Сын Эреба | страница 53



«Ока» неторопливо, плавно свернула на мост и затряслась на брусчатке.

— Короче, потащила я сегодня ту собачку в приют, чтоб глаза не мозолила и воля тётки была выполнена. Отдала, а на выходе моя машина не завелась. Видать, пока я там эту тварюшку возвращала, киллер что-то сломал в моторе. Стала я голосовать, тут же подъехала «девятка» с «бомбилой». Села я на переднее, а шофёр, лысый такой, не поехал по адресу, а давай меня сзади душить, пока я в окно глазела. Я лысому со лба в носяру и на кислород. Он только и успел по спине меня рубануть на прощание. Я на магистраль, а тут как раз «гелик» с братом твоим молочным подруливает. Он молодец, всё в секунду понял, сообразил, дверь мне открыл, я туда — прыг! И поминай, как звали! Всё, думаю, пора на лыжи вставать, а то второй раз такой спурт не прокатит. Теперь вот билеты себе и сыну куплю, отзвонюсь сестре, чтоб его тоже на вокзал подвезла, уедем в медвежий угол, посидим, подышим чистым воздухом. Подумаем, как нам обустроить новую красивую жизнь! У тебя терминала нет? А то я с карты денег не снимала? А с приютских собаководов денег не стала брать.

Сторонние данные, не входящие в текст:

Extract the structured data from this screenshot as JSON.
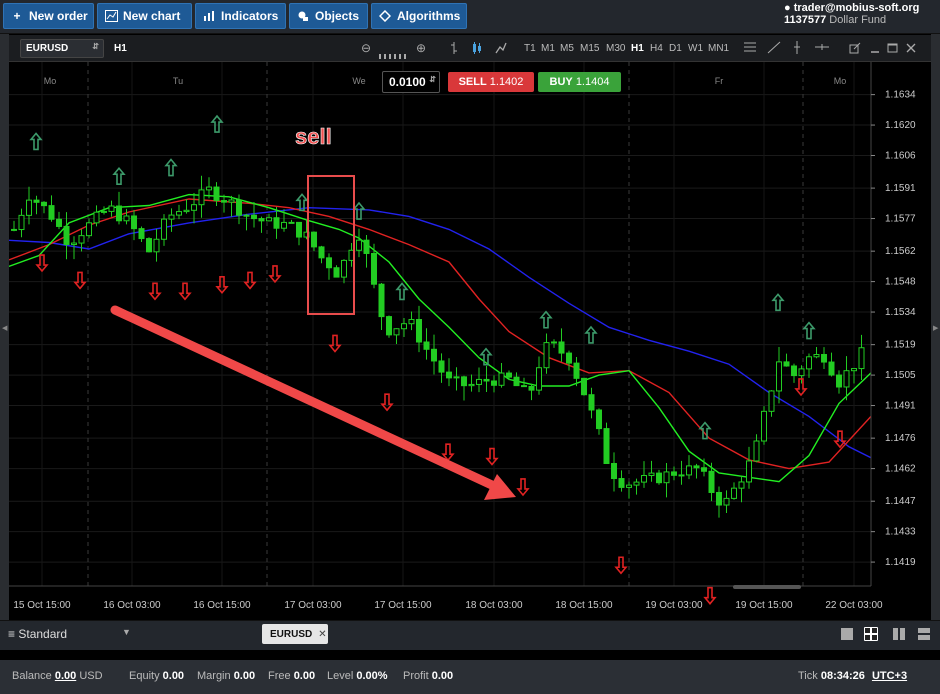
{
  "toolbar": {
    "new_order": "New order",
    "new_chart": "New chart",
    "indicators": "Indicators",
    "objects": "Objects",
    "algorithms": "Algorithms"
  },
  "account": {
    "user": "trader@mobius-soft.org",
    "number": "1137577",
    "fund": "Dollar Fund"
  },
  "chart_header": {
    "symbol": "EURUSD",
    "timeframe": "H1",
    "timeframes": [
      "T1",
      "M1",
      "M5",
      "M15",
      "M30",
      "H1",
      "H4",
      "D1",
      "W1",
      "MN1"
    ],
    "active_timeframe": "H1"
  },
  "order_panel": {
    "lot": "0.0100",
    "sell_label": "SELL",
    "sell_price": "1.1402",
    "buy_label": "BUY",
    "buy_price": "1.1404"
  },
  "annotation": {
    "text": "sell"
  },
  "chart_data": {
    "type": "candlestick",
    "symbol": "EURUSD",
    "timeframe": "H1",
    "y_ticks": [
      1.1634,
      1.162,
      1.1606,
      1.1591,
      1.1577,
      1.1562,
      1.1548,
      1.1534,
      1.1519,
      1.1505,
      1.1491,
      1.1476,
      1.1462,
      1.1447,
      1.1433,
      1.1419
    ],
    "ylim": [
      1.1408,
      1.1649
    ],
    "x_ticks": [
      "15 Oct 15:00",
      "16 Oct 03:00",
      "16 Oct 15:00",
      "17 Oct 03:00",
      "17 Oct 15:00",
      "18 Oct 03:00",
      "18 Oct 15:00",
      "19 Oct 03:00",
      "19 Oct 15:00",
      "22 Oct 03:00"
    ],
    "day_labels": [
      "Mo",
      "Tu",
      "We",
      "Fr",
      "Mo"
    ],
    "bull_color": "#22cc22",
    "bear_color": "#22cc22",
    "ma_fast_color": "#22ee22",
    "ma_mid_color": "#e02222",
    "ma_slow_color": "#2222ee",
    "up_arrow_color": "#3c9a6a",
    "down_arrow_color": "#e02222"
  },
  "bottom_tabs": {
    "profile": "Standard",
    "symbol_tab": "EURUSD"
  },
  "status": {
    "balance_label": "Balance",
    "balance": "0.00",
    "currency": "USD",
    "equity_label": "Equity",
    "equity": "0.00",
    "margin_label": "Margin",
    "margin": "0.00",
    "free_label": "Free",
    "free": "0.00",
    "level_label": "Level",
    "level": "0.00%",
    "profit_label": "Profit",
    "profit": "0.00",
    "tick_label": "Tick",
    "tick_time": "08:34:26",
    "timezone": "UTC+3"
  }
}
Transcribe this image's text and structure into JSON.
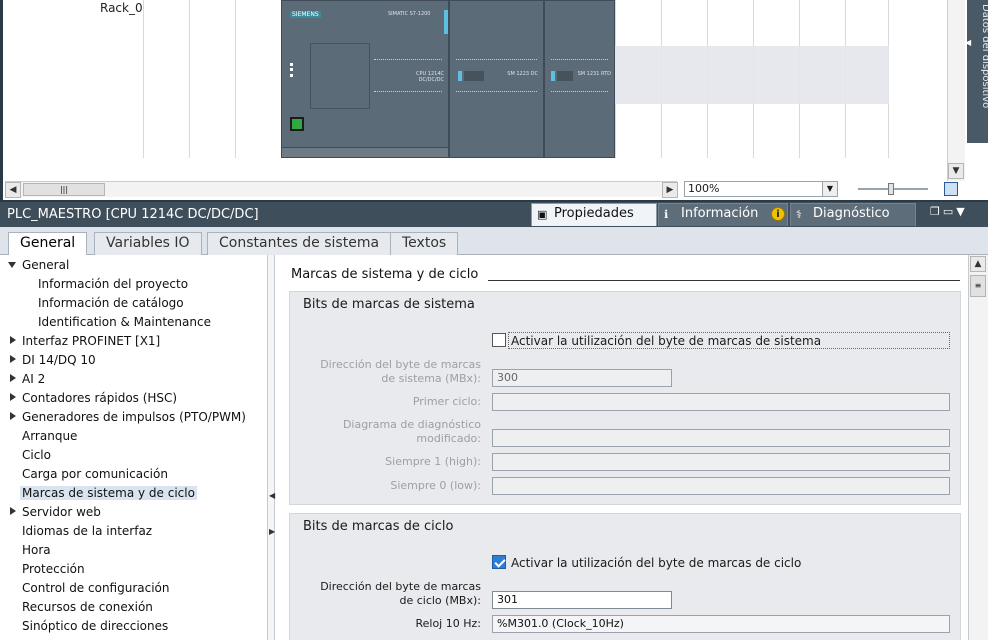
{
  "device_view": {
    "rack_label": "Rack_0",
    "side_tab": "Datos del dispositivo",
    "zoom": "100%",
    "modules": {
      "cpu_brand": "SIEMENS",
      "cpu_model": "SIMATIC S7-1200",
      "cpu_label": "CPU 1214C DC/DC/DC",
      "sm1_label": "SM 1223 DC",
      "sm2_label": "SM 1231 RTD"
    }
  },
  "properties": {
    "title": "PLC_MAESTRO [CPU 1214C DC/DC/DC]",
    "tabs": [
      {
        "label": "Propiedades",
        "icon": "properties-icon"
      },
      {
        "label": "Información",
        "icon": "info-icon"
      },
      {
        "label": "Diagnóstico",
        "icon": "diagnostics-icon"
      }
    ],
    "info_badge": "i"
  },
  "subtabs": [
    "General",
    "Variables IO",
    "Constantes de sistema",
    "Textos"
  ],
  "tree": {
    "items": [
      {
        "label": "General"
      },
      {
        "label": "Información del proyecto"
      },
      {
        "label": "Información de catálogo"
      },
      {
        "label": "Identification & Maintenance"
      },
      {
        "label": "Interfaz PROFINET [X1]"
      },
      {
        "label": "DI 14/DQ 10"
      },
      {
        "label": "AI 2"
      },
      {
        "label": "Contadores rápidos (HSC)"
      },
      {
        "label": "Generadores de impulsos (PTO/PWM)"
      },
      {
        "label": "Arranque"
      },
      {
        "label": "Ciclo"
      },
      {
        "label": "Carga por comunicación"
      },
      {
        "label": "Marcas de sistema y de ciclo"
      },
      {
        "label": "Servidor web"
      },
      {
        "label": "Idiomas de la interfaz"
      },
      {
        "label": "Hora"
      },
      {
        "label": "Protección"
      },
      {
        "label": "Control de configuración"
      },
      {
        "label": "Recursos de conexión"
      },
      {
        "label": "Sinóptico de direcciones"
      }
    ]
  },
  "content": {
    "section_title": "Marcas de sistema y de ciclo",
    "system_bits": {
      "title": "Bits de marcas de sistema",
      "enable_label": "Activar la utilización del byte de marcas de sistema",
      "enabled": false,
      "address_label_1": "Dirección del byte de marcas",
      "address_label_2": "de sistema (MBx):",
      "address_value": "300",
      "first_cycle_label": "Primer ciclo:",
      "first_cycle_value": "",
      "diag_label_1": "Diagrama de diagnóstico",
      "diag_label_2": "modificado:",
      "diag_value": "",
      "always1_label": "Siempre 1 (high):",
      "always1_value": "",
      "always0_label": "Siempre 0 (low):",
      "always0_value": ""
    },
    "clock_bits": {
      "title": "Bits de marcas de ciclo",
      "enable_label": "Activar la utilización del byte de marcas de ciclo",
      "enabled": true,
      "address_label_1": "Dirección del byte de marcas",
      "address_label_2": "de ciclo (MBx):",
      "address_value": "301",
      "clock10_label": "Reloj 10 Hz:",
      "clock10_value": "%M301.0 (Clock_10Hz)"
    }
  },
  "colors": {
    "header_bg": "#3f4e5b",
    "module_gray": "#5c6b78",
    "checkbox_blue": "#2f7fd1",
    "selection": "#d9e4f0"
  }
}
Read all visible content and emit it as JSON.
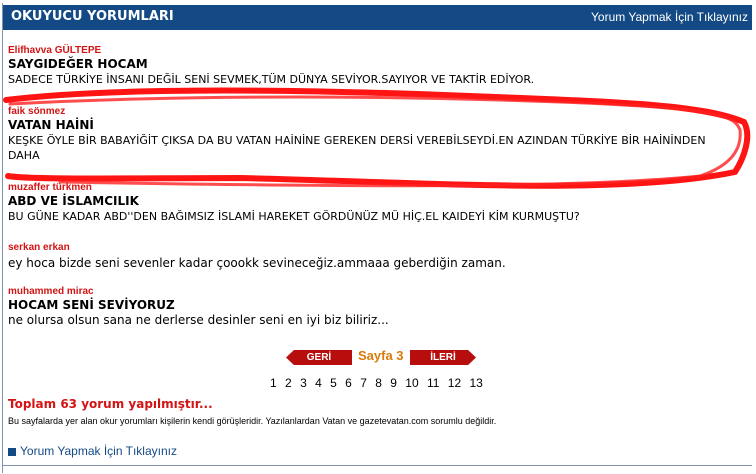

— Ничего, давай, сколько есть, — покладисто согласился шофёр. — Повеселила ты меня! Считай, бонус-скидка тебе, за оригинальность!

В почти ночной темноте они встали у подземного перехода, ведущего к зданию вокзала, что светился ёлочными разноцветными огнями иллюминации на другой стороне десятка железнодорожных путей. Женщина порылась в сумочке, на дне нащупала мелочь. Протянула две жёлтые юбилейные десятирублёвые монеты. Одна поменьше, с памятником «Стоять на смерть!», что на Мамаевом кургане, вторая побольше, биметаллическая, с латунным кольцом и мельхиоровым диском, на котором улыбался в шлеме Гагарин.

— Извини, вот всё, что завалялось, — смутилась женщина. — Сын у меня их собирает, ему откладывала.

— Пойдёт, — принял плату шофёр, — вполне себе достаточно. Такой Юрий Алексеевич сотню у нумизматов стоит! Прощай, красивая!

— И тебе не болеть, лихач! Спасибо!

Она повернулась, откинула полотнище двери, нагнулась вперёд, вылезая из тесной кабины. На спине, на сарафане, прямо на одной из лилий, под левой лопаткой шофёр заметил аккуратную узкую дыру, будто прорезь. И в неверном свете потолочной лампы алая лилия показалась ему темнее остальных и с неровными очертаниями. То ли брак трафаретного станка, то ли размазалось пятно, где-то посаженное пассажиркой.

Она выбралась, повернулась, помахала шофёру ладошкой. Он тоже помахал и улыбнулся в ответ. Женщина неуверенно шагнула к переходу, едва освещённому изнутри. Остановилась, раздумывая, стоит ли спускаться в это подземное чрево. Но тут в переходе дали свет. Сияющий, белый, ослепительный, для привыкших к полутьме глаз. Город готовился к своей годовщине, электрики проверяли праздничное освещение. Женщина успокоилась, бодро зашагала к ступенькам. И когда она стала спускаться, свет чёрным трафаретом высветил её фигуру. Следующий шаг — и свет пронзил её насквозь, зрительно убрав сарафан, оставив силуэт ладной стройной фигурки. А дальше и совсем источил, как вкусный леденец, поглотил, спрятал её в своём тёплом добром светлом лоне. И когда она дошла до конца лестницы, став невидимой для шофёра, электрики закончили проверку. Свет вернулся в тусклый унылый диапазон.